È stato distrutto un ospedale dove nascono e crescono i bambini e sono stati consegnati i piccoli direttamente alla morte. Si è negata la vita lì dove sorge. Le immagini della strage dei bimbi a Mariupol e altrove - che abbiamo scelto di non pubblicare - così smisuratamente choccanti da far vedere, raccontano di un esserino pietrificato e ingabbiato nella terra come un residuo bellico. Di una femminuccia con le sue trecce e la sua copertina disegnata ad orsi e margherite che sta riversa a pancia in giù, trafitta dai colpi. Di un’altra piccina con il volto insanguinato, il corpo impolverato, le mani giunte e appoggiate sul ventre ricoperto da una maglia colorata e lacera con stampato un gatto e però la soavità di quell’animaletto illustrato e la freschezza di questa personcina innocente sono straziati dalla morte.

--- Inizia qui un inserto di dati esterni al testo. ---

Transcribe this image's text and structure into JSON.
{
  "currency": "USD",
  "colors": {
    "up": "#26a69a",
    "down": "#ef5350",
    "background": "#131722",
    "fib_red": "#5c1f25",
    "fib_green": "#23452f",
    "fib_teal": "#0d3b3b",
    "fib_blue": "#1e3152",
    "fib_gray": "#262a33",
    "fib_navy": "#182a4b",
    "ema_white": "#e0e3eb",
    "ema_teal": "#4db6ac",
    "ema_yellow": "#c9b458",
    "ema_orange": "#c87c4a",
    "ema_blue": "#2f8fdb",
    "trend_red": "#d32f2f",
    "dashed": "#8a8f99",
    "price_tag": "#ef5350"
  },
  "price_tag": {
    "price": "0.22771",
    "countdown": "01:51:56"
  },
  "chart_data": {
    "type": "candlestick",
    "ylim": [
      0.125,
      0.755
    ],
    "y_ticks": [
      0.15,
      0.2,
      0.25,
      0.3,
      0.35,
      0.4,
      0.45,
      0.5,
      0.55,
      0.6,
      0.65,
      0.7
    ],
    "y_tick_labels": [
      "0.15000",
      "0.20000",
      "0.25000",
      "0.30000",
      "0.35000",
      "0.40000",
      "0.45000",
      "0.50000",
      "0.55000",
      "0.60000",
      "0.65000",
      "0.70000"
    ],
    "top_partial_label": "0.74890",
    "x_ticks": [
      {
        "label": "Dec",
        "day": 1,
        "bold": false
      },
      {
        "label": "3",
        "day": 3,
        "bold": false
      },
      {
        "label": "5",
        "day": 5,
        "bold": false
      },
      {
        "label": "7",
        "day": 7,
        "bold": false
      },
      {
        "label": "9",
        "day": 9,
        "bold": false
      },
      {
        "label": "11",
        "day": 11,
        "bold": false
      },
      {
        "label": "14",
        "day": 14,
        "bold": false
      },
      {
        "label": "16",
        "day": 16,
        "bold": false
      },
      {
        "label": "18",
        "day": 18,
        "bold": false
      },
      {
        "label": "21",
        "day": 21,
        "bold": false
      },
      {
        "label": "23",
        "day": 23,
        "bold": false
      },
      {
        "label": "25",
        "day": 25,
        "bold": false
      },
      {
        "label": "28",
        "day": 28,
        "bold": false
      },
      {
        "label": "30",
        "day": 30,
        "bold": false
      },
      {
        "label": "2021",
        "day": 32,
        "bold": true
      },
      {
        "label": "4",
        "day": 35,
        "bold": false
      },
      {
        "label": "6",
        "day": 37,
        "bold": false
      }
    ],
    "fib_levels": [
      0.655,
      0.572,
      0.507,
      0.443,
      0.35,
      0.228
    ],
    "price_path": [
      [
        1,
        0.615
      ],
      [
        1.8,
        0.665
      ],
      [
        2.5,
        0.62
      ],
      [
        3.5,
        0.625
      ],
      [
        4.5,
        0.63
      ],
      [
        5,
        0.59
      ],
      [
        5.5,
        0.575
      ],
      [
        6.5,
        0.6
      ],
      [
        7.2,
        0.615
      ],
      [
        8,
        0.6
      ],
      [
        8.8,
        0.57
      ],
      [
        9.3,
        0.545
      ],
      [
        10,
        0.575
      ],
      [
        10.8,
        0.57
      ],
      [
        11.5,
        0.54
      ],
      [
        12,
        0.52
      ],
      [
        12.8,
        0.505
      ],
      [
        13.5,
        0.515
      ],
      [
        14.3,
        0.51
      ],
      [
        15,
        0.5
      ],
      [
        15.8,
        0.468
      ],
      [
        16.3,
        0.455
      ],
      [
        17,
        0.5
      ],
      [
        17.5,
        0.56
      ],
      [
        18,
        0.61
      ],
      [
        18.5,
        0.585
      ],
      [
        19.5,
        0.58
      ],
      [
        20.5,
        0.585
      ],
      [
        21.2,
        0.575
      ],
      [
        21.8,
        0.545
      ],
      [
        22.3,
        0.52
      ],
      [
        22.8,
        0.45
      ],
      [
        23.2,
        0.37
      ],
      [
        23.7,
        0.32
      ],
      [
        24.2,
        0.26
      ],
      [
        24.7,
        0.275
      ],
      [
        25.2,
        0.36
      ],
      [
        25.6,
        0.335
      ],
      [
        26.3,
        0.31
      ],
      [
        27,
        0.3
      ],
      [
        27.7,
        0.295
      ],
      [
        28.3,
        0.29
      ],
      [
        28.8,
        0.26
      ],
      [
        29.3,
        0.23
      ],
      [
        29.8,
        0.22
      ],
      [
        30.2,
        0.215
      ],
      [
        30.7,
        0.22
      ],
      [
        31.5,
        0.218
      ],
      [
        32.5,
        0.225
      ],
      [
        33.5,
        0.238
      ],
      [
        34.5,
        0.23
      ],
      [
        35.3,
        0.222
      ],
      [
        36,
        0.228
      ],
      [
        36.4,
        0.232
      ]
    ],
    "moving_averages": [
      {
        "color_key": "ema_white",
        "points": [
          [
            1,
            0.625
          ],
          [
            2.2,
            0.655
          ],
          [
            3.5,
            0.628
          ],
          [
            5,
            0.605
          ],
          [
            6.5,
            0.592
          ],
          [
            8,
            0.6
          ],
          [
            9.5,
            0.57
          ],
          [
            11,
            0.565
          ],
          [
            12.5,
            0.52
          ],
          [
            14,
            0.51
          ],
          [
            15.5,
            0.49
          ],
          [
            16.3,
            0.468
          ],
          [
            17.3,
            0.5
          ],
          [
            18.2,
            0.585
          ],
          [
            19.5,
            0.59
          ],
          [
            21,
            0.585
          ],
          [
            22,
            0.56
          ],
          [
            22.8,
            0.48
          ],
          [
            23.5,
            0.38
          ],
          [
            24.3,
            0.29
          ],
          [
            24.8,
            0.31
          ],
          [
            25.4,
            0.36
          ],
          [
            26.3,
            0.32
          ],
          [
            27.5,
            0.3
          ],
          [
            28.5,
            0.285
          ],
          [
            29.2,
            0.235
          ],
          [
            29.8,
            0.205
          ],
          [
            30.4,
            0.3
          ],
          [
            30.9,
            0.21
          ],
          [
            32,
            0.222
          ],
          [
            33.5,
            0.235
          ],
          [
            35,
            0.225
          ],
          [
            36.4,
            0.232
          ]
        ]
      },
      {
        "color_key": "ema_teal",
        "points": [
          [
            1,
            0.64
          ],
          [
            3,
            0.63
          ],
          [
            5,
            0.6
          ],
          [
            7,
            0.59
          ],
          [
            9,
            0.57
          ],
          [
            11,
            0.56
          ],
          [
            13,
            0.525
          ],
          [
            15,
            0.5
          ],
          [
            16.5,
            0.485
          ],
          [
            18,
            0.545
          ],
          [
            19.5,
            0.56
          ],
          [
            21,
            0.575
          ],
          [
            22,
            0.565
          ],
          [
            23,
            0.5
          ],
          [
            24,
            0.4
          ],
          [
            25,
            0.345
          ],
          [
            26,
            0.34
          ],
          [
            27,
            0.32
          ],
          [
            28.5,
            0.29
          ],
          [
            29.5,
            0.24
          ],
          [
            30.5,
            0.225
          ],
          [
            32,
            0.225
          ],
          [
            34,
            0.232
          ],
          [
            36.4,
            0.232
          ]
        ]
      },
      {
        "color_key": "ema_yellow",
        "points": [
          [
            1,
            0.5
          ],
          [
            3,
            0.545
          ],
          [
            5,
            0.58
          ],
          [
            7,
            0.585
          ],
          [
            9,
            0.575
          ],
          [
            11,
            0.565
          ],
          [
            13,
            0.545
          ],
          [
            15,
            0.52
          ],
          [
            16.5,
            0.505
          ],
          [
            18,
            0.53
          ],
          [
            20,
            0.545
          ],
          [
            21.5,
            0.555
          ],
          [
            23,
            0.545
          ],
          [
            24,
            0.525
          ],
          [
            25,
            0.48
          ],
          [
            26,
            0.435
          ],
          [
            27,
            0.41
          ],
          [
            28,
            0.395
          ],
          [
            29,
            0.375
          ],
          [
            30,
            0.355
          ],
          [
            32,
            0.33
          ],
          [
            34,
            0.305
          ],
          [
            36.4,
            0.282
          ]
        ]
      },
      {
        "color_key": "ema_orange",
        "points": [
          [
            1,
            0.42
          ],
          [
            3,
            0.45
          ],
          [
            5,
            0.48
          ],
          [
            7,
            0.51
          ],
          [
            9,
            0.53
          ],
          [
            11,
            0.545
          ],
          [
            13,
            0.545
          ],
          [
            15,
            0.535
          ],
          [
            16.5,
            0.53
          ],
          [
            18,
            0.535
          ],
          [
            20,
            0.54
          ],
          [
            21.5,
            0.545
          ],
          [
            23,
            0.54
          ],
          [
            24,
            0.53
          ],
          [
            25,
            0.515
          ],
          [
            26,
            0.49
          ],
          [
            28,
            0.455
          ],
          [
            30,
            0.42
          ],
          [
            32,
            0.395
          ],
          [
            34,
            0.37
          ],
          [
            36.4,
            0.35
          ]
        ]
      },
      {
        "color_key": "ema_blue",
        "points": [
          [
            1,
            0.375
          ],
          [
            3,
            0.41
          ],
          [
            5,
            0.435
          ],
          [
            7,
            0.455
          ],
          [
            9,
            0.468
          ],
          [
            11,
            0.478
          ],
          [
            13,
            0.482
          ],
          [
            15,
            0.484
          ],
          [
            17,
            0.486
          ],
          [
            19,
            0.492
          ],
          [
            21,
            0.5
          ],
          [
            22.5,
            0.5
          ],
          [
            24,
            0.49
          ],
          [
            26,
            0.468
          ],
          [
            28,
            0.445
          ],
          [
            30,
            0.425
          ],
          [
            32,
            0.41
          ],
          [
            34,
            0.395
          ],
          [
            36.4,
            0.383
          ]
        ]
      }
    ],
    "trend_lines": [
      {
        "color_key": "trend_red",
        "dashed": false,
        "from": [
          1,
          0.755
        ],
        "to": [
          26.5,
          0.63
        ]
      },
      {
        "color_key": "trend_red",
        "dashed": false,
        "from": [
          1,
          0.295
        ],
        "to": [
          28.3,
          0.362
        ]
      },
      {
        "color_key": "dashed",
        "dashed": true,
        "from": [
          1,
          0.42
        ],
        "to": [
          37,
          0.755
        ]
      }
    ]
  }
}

Davanti a scene così, girarsi dall’altra parte non si può e non si deve. Perché le immagini tremende del bombardamento dell’ospedale di Mariupol e dello strazio inflitto a chi nella sua giovane esistenza aveva diritto al sorriso e alla speranza, e a guardare il mondo nel suo bello e non nel suo orrore, mandano un messaggio semplice e profondo: fermate questa guerra! Sono le icone della non ulteriore tollerabilità del conflitto in corso le immagini appena descritte. Spiegano come viene sepolto, a due passi da noi, ogni senso di umanità. Uccidere i bambini è uccidere tutto. Chiudere i loro occhi a colpi di missili significa chiuderli a chi ancora deve vedere ogni cosa ed è invece riuscito a vedere soltanto il peggio del peggio.

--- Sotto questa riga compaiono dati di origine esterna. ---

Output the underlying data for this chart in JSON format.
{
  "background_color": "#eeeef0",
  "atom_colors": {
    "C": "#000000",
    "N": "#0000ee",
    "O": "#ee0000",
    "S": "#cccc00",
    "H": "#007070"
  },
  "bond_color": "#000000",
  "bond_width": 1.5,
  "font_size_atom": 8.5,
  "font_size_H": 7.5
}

La strage dei bimbi deve valere come scossa a smetterla di cavillare su chi tra i contendenti abbia ragione e chi torto, su Dombass o No fly zone, su interessi geopolitici della Russia, dell’America, della Nato, della Cina o della Ue, e a pretendere che si arrivi subito, ora, a un compromesso non solo possibile ma obbligato. Zelensky ha detto di poter accettare alcune delle condizioni poste da Mosca e allora perché non ci si siede davvero intorno a un tavolo di trattativa per la pace? Quante altri bambini dovranno morire perché si arrivi a una composizione dei torti e delle ragioni che implichi la fine delle ostilità? Servono altri lutti per smuovere le coscienze dei belligeranti a dire basta agli eccidi e all’eccidio dei piccini? 

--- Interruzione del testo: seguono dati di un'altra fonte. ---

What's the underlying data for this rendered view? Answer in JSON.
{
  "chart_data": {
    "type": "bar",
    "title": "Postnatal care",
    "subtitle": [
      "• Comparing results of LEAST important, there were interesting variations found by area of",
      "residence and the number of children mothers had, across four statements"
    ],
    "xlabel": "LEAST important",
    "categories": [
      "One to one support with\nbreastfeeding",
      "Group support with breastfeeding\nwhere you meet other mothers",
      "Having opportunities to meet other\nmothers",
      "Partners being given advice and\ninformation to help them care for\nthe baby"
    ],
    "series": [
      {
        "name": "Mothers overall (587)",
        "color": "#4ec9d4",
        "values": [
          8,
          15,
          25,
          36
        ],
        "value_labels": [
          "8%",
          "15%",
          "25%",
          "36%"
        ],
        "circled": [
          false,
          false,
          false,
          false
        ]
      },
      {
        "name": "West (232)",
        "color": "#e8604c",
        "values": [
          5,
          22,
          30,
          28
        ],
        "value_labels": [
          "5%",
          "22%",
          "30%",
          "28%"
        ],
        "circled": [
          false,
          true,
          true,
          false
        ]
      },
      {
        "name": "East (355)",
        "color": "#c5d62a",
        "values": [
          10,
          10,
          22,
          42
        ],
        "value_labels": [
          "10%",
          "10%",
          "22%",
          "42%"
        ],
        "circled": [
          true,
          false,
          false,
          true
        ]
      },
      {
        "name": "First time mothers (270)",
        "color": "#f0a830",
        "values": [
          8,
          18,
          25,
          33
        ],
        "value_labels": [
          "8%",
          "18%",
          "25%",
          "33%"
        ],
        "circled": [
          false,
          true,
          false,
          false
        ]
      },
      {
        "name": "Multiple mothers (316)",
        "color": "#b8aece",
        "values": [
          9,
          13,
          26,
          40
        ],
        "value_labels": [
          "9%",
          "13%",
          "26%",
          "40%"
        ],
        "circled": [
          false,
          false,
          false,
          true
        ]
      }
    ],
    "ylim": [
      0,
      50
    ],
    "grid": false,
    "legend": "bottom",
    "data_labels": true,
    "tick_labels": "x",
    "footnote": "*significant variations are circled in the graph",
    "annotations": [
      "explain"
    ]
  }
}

Le immagini di Mariupol spezzano il cuore dell’umanità ma dell’umanità fanno parte anche i signori della guerra. A meno che loro non abbiano perso anche la più piccola briciola di coscienza e neppure le vite spezzate dei bimbi possano valere ai loro occhi come un freno, come una vergogna inflitta a se stessi e una pena comminata al prossimo, come una ammonimento a ritrovare il senso perduto della civiltà.

Dopo le sequenze choc di queste ore, davanti all’escalation dei neonati e degli adolescenti come bersagli, non si può più essere spettatori della guerra o pacifisti perché evviva la pace. Occorre diventare attori attivi della difesa del principio di umanità che ha nel rispetto dell’infanzia, nell’amore per le vite nuove, nella gioia di vedere crescere il futuro sulle gambe e negli sguardi dei nostri figli e nipoti, la sua quintessenza. Il bambino è l’avvenire e invece lo si seppellisce sotto le bombe della violenza primitiva. Ogni conflitto deve avere un limite, ogni furia deve contenere un freno, ogni mano che lancia un missile deve appartenere a qualcuno che sappia che il bambino che si va ad abbattere potrebbe essere il proprio bambino. Quando l’occhio per occhio e dente per dente rende il mondo cieco, anche davanti alle esistenze più fragili e indifese, si scende sotto il grado zero, ci si inabissa nel nulla, si sprofonda in un vuoto incommensurabile e brutale in cui non ci sono ragioni geopolitiche che tengano o interessi nazionali e internazionali che possono esistere e di cui vale la pena parlare. 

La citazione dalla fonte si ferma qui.